猫と消防隊員

  • Day:2013.01.16 14:20
  • Cat:
2013.1.15 夕方
アニマルライツセンターへ、次のメールが投稿されてきました。
「大阪の北新地のビル名はあましん梅田ビル 薬局の右隣のビルの隙間に猫が朝からはまっていて出られない状態です
消防に連絡しましたが、多分助けられないと言われました
どなたか近くにおられる方、アドバイスお持ちの方、ご連絡いただけませんか??
私の番号は・・・です
救助された場合は私が引き取ります」

電話してみると「その後、消防の人がきてくれたけど、猫の鳴き声が聞こえなくなってて、ほんとにいるのかどうか確認できぬため、いったん帰ってしまわれた」とのこと。

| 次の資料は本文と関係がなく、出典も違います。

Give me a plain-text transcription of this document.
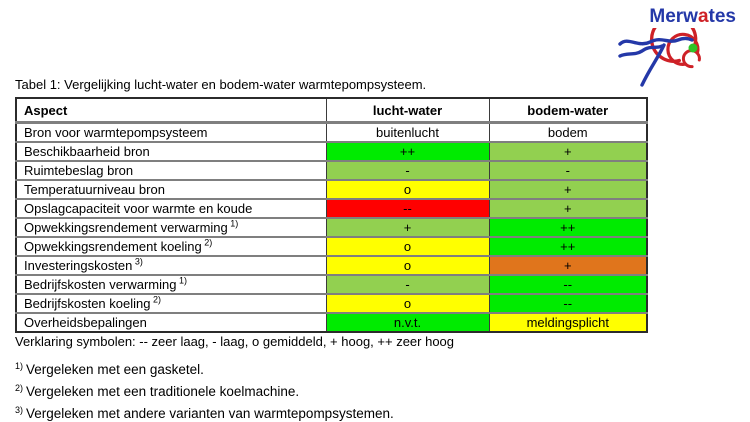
Merwates
Tabel 1: Vergelijking lucht-water en bodem-water warmtepompsysteem.
Aspect	lucht-water	bodem-water
Bron voor warmtepompsysteem	buitenlucht	bodem
Beschikbaarheid bron	++	+
Ruimtebeslag bron	-	-
Temperatuurniveau bron	o	+
Opslagcapaciteit voor warmte en koude	--	+
Opwekkingsrendement verwarming $^{1)}$	+	++
Opwekkingsrendement koeling $^{2)}$	o	++
Investeringskosten $^{3)}$	o	+
Bedrijfskosten verwarming $^{1)}$	-	--
Bedrijfskosten koeling $^{2)}$	o	--
Overheidsbepalingen	n.v.t.	meldingsplicht
Verklaring symbolen: -- zeer laag, - laag, o gemiddeld, + hoog, ++ zeer hoog
$^{1)}$ Vergeleken met een gasketel.
$^{2)}$ Vergeleken met een traditionele koelmachine.
$^{3)}$ Vergeleken met andere varianten van warmtepompsystemen.
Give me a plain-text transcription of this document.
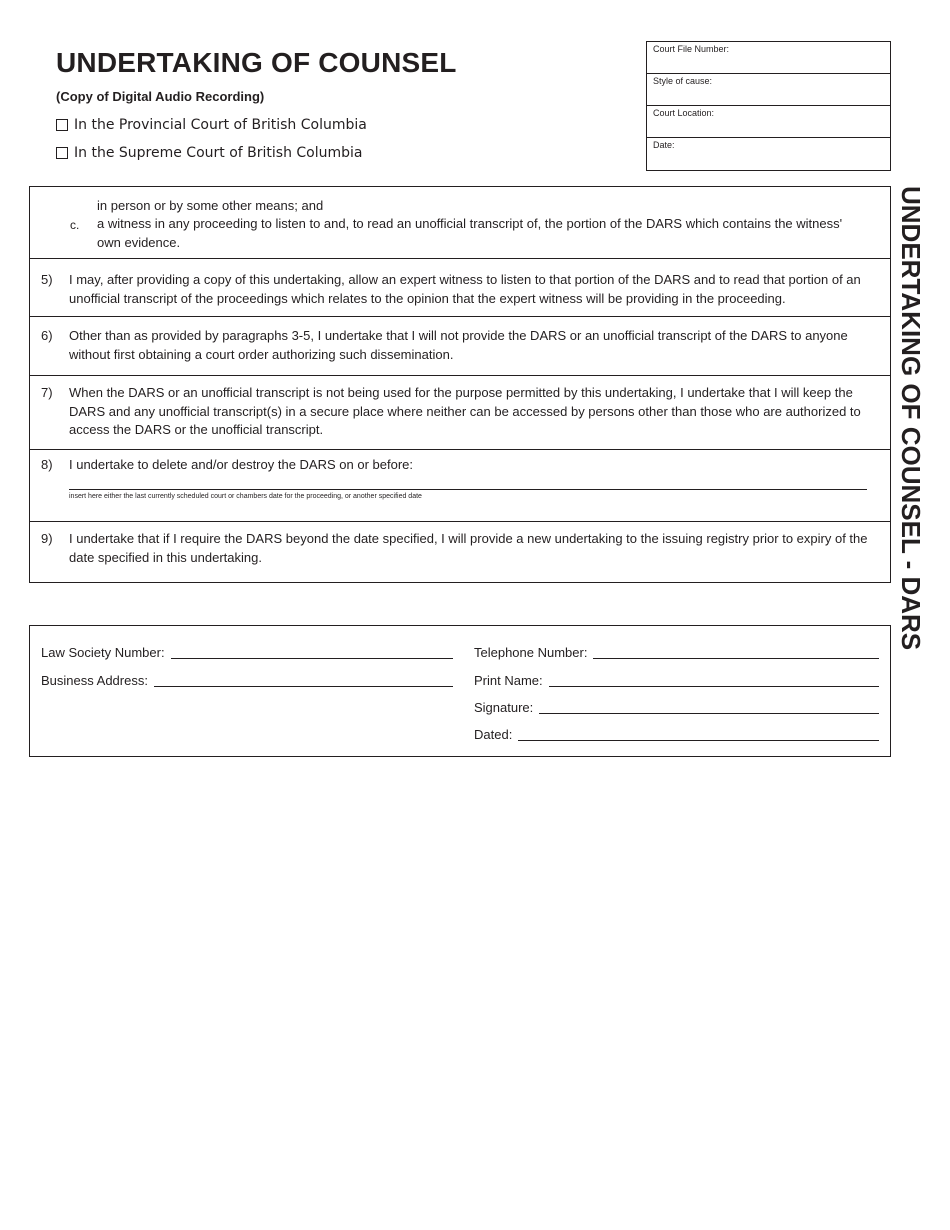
UNDERTAKING OF COUNSEL
(Copy of Digital Audio Recording)
In the Provincial Court of British Columbia
In the Supreme Court of British Columbia
Court File Number:
Style of cause:
Court Location:
Date:
UNDERTAKING OF COUNSEL - DARS
in person or by some other means; and
c. a witness in any proceeding to listen to and, to read an unofficial transcript of, the portion of the DARS which contains the witness' own evidence.
5) I may, after providing a copy of this undertaking, allow an expert witness to listen to that portion of the DARS and to read that portion of an unofficial transcript of the proceedings which relates to the opinion that the expert witness will be providing in the proceeding.
6) Other than as provided by paragraphs 3-5, I undertake that I will not provide the DARS or an unofficial transcript of the DARS to anyone without first obtaining a court order authorizing such dissemination.
7) When the DARS or an unofficial transcript is not being used for the purpose permitted by this undertaking, I undertake that I will keep the DARS and any unofficial transcript(s) in a secure place where neither can be accessed by persons other than those who are authorized to access the DARS or the unofficial transcript.
8) I undertake to delete and/or destroy the DARS on or before:
insert here either the last currently scheduled court or chambers date for the proceeding, or another specified date
9) I undertake that if I require the DARS beyond the date specified, I will provide a new undertaking to the issuing registry prior to expiry of the date specified in this undertaking.
Law Society Number:
Business Address:
Telephone Number:
Print Name:
Signature:
Dated:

現地に行ってみると、すでに活動仲間のシバタくんがきていました。
そこにいると思われる、鉄板で覆われたビルとビルの隙間からは、たしかに猫の鳴き声は聞こえません。
鉄板をたたいても、呼びかけても反応はなし。
シバタくんの案内で、ビルの裏手へ回りました。その裏手からビルの隙間にはいりこめそうだ、と彼はいいます。しかしそのためには2階の踊り場から隣の屋根に乗り移り、というアクロバティックな作業が必要とされます。「大丈夫なのか?」「落ちやしないか?」という心配をよそに、シバタくんはすいすいと飛び移り飛び降り、隙間の暗闇の中に消えました。

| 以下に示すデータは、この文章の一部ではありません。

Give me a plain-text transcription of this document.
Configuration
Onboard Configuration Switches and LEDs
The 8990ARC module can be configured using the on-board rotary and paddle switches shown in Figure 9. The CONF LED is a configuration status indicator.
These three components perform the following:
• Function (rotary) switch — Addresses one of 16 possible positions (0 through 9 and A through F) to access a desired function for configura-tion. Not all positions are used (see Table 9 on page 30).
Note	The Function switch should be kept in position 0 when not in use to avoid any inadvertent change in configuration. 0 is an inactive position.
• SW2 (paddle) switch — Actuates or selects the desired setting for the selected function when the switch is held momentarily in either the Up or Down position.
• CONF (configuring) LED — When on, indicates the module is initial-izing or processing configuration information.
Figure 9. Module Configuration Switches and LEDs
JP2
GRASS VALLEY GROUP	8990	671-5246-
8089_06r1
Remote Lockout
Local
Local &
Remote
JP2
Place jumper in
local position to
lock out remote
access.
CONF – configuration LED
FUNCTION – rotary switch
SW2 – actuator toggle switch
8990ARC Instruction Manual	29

数分後戻ってきて「鳴き声がする。しかし表側同様、隙間は鉄板で覆われていて、中に入ることができない」
ともかく鳴き声はする、そこにいる、とのことで、消防に再度連絡。

「他にレスキュー要請があったら、そちらへ移動しなければならないが」という断りはありましたが、すぐにそちらへ向かう手配をする、とのこと。
電話から5分たつかたたぬかの早さで消防隊員の方たちが3名(途中からもう1名きてくれました)かけつけてくれました。オレンジ色のつなぎにヘルメットをかぶり、長く重そうなはしご、腰周りには懐中電灯や無線機、レンチみたいなものや何に使うのか分からないようなものがたくさんぶら下がっていました。
一緒に持ってこられた一抱えはありそうな大きな工具箱を地面に置き、隊員のリーダーがすぐに人員配備をおこない、一人の隊員がすぐに裏手にまわり、猫の様子を確認に行ってくれました。
表と裏とで無線機のやり取りのあと、裏にまわられた隊員のかたから
「鳴き声が聞こえない」とのこと。

鳴き声が聞こえずとも、姿が見えぬかと、隊員の方たちが強力な懐中電灯で隙間から照らしても、長いはしごを上られて、鉄板の切れる上部から中を照らしても姿が見えない。2階のお店のベランダへ入らせてもらい、そこから隙間を照らしても見当たらない。

ビルの隙間は配線や配管でいっぱいでした。
猫はおそらく周りの騒ぎに怯えて、その配線や配管の影に隠れてしまったのだろう。

『姿も見えず、鳴き声もきこえなければ、隊員たちは帰ってしまわれるだろう』
『朝からいままで、そうとう猫は寒い思いをしているだろう、もし救助してもらえなかったら死んでしまうだろう』という私の非建設的な心配をよそに、消防隊員たちはひたすら建設的に、地面にへばりつき床の隙間から中を照らしてみたり、はしごに登りさまざまな角度から中を照らしたり、ネコに呼びかけてみたりして、もくもくと猫の姿を探してくれました。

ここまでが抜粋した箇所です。